Executive Director of Facilities Tim White said that it’s important for students to realize that sustainability is critical and that while BUSD has elements of it in many of its practices, the district does not have a plan that identifies the district’s goals to promote more sustainable behavior. White also explained that saving money can align perfectly with good stewardship of the environment. For example, White said that using the facilities fund to transition to solar lowers the utilities bill and leaves more room for spending on classrooms.
Darlene Yan, a BUSD parent and public education specialist at the Space Sciences Laboratory, said the primary challenge she faced in pushing for sustainability at her work place was funding.
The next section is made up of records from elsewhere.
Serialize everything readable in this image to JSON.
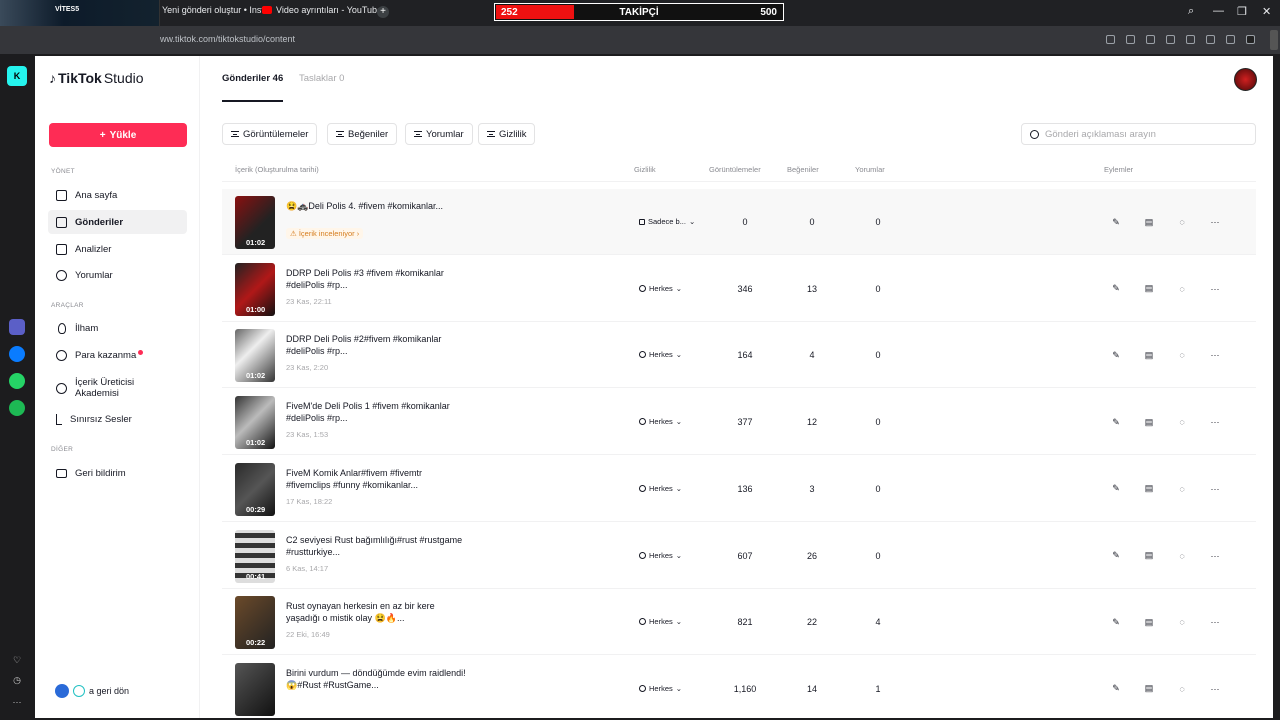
{
  "browser": {
    "media": {
      "title": "VİTES5"
    },
    "tabs": [
      {
        "label": "Yeni gönderi oluştur • Insta"
      },
      {
        "label": "Video ayrıntıları - YouTube"
      }
    ],
    "new_tab": "+",
    "follow_goal": {
      "current": "252",
      "label": "TAKİPÇİ",
      "target": "500",
      "progress": 0.27
    },
    "url": "ww.tiktok.com/tiktokstudio/content",
    "window_controls": {
      "search": "⌕",
      "minimize": "—",
      "restore": "❐",
      "close": "✕"
    }
  },
  "left_strip": {
    "icons": [
      "k-logo-icon",
      "app-icon",
      "messenger-icon",
      "whatsapp-icon",
      "spotify-icon",
      "heart-icon",
      "clock-icon",
      "more-icon"
    ]
  },
  "sidebar": {
    "logo": "TikTok",
    "logo_suffix": "Studio",
    "upload_label": "Yükle",
    "sections": {
      "manage": "YÖNET",
      "tools": "ARAÇLAR",
      "other": "DİĞER"
    },
    "manage_items": [
      {
        "label": "Ana sayfa",
        "icon": "home-icon"
      },
      {
        "label": "Gönderiler",
        "icon": "posts-icon",
        "active": true
      },
      {
        "label": "Analizler",
        "icon": "analytics-icon"
      },
      {
        "label": "Yorumlar",
        "icon": "comments-icon"
      }
    ],
    "tool_items": [
      {
        "label": "İlham",
        "icon": "lightbulb-icon"
      },
      {
        "label": "Para kazanma",
        "icon": "coin-icon"
      },
      {
        "label": "İçerik Üreticisi Akademisi",
        "icon": "academy-icon"
      },
      {
        "label": "Sınırsız Sesler",
        "icon": "music-icon"
      }
    ],
    "other_items": [
      {
        "label": "Geri bildirim",
        "icon": "mail-icon"
      }
    ],
    "back_label": "a geri dön"
  },
  "main": {
    "tabs": [
      {
        "label": "Gönderiler 46",
        "active": true
      },
      {
        "label": "Taslaklar 0",
        "active": false
      }
    ],
    "filters": [
      "Görüntülemeler",
      "Beğeniler",
      "Yorumlar",
      "Gizlilik"
    ],
    "search_placeholder": "Gönderi açıklaması arayın",
    "columns": {
      "content": "İçerik (Oluşturulma tarihi)",
      "privacy": "Gizlilik",
      "views": "Görüntülemeler",
      "likes": "Beğeniler",
      "comments": "Yorumlar",
      "actions": "Eylemler"
    },
    "review_label": "İçerik inceleniyor",
    "posts": [
      {
        "title": "😫🚓Deli Polis 4. #fivem #komikanlar...",
        "date": "",
        "duration": "01:02",
        "privacy": "Sadece b...",
        "views": "0",
        "likes": "0",
        "comments": "0",
        "under_review": true
      },
      {
        "title": "DDRP Deli Polis #3 #fivem #komikanlar #deliPolis #rp...",
        "date": "23 Kas, 22:11",
        "duration": "01:00",
        "privacy": "Herkes",
        "views": "346",
        "likes": "13",
        "comments": "0"
      },
      {
        "title": "DDRP Deli Polis #2#fivem #komikanlar #deliPolis #rp...",
        "date": "23 Kas, 2:20",
        "duration": "01:02",
        "privacy": "Herkes",
        "views": "164",
        "likes": "4",
        "comments": "0"
      },
      {
        "title": "FiveM'de Deli Polis 1 #fivem #komikanlar #deliPolis #rp...",
        "date": "23 Kas, 1:53",
        "duration": "01:02",
        "privacy": "Herkes",
        "views": "377",
        "likes": "12",
        "comments": "0"
      },
      {
        "title": "FiveM Komik Anlar#fivem #fivemtr #fivemclips #funny #komikanlar...",
        "date": "17 Kas, 18:22",
        "duration": "00:29",
        "privacy": "Herkes",
        "views": "136",
        "likes": "3",
        "comments": "0"
      },
      {
        "title": "C2 seviyesi Rust bağımlılığı#rust #rustgame #rustturkiye...",
        "date": "6 Kas, 14:17",
        "duration": "00:41",
        "privacy": "Herkes",
        "views": "607",
        "likes": "26",
        "comments": "0"
      },
      {
        "title": "Rust oynayan herkesin en az bir kere yaşadığı o mistik olay 😫🔥...",
        "date": "22 Eki, 16:49",
        "duration": "00:22",
        "privacy": "Herkes",
        "views": "821",
        "likes": "22",
        "comments": "4"
      },
      {
        "title": "Birini vurdum — döndüğümde evim raidlendi! 😱#Rust #RustGame...",
        "date": "",
        "duration": "",
        "privacy": "Herkes",
        "views": "1,160",
        "likes": "14",
        "comments": "1"
      }
    ],
    "action_glyphs": {
      "edit": "✎",
      "stats": "▤",
      "comment": "◌",
      "more": "···"
    }
  }
}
She said that although the Space Sciences Laboratory received funding from the University of California, Berkeley, it did not have the same sustainable practices as the university, and she hoped to use her experience in advocating for sustainability at the lab in order to support sustainability in BUSD.
“I’m not making any accusations about whether it’s safe or not … I just want to understand what the flooring in the weight room is made of … it’s odorous, it stinks, and since it smells like tires …” said Dr. Antoinette Stein, Berkeley High School (BHS) Safety Committee Member. She said that studies of tires conducted by the state of California concluded that they were unsafe materials, but it’s possible that the district might have used them in the building process without knowing. “Because [the safety committee] received complaints, we just want to know … we can’t get anywhere, it’s been two and a half years … [the documents] are in a box in storage in another room and no one wants to go get it,” Stein said.
Nancy Deming, a sustainability consultant for Alameda County Schools and School Districts agrees that it is difficult to measure BUSD’s progress thus far regarding sustainability, since it doesn’t have a plan as other districts, such as Oakland Unified School District do.
This event to kick off planning for sustainability in BUSD concluded with opportunities to sign up for future working groups that will focus on different aspects of the sustainability plan including nature-based education, transportation, food, waste, water, green buildings and indoor air quality, energy, and green schoolyards.
Silber also plans to facilitate a visioning contest as well as a town hall. In addition to this, Silber would like to have a focus group with BHS students. She said that many of them play an active role in promoting sustainability on and off campus through student groups such as the Garden Club and the Green Team.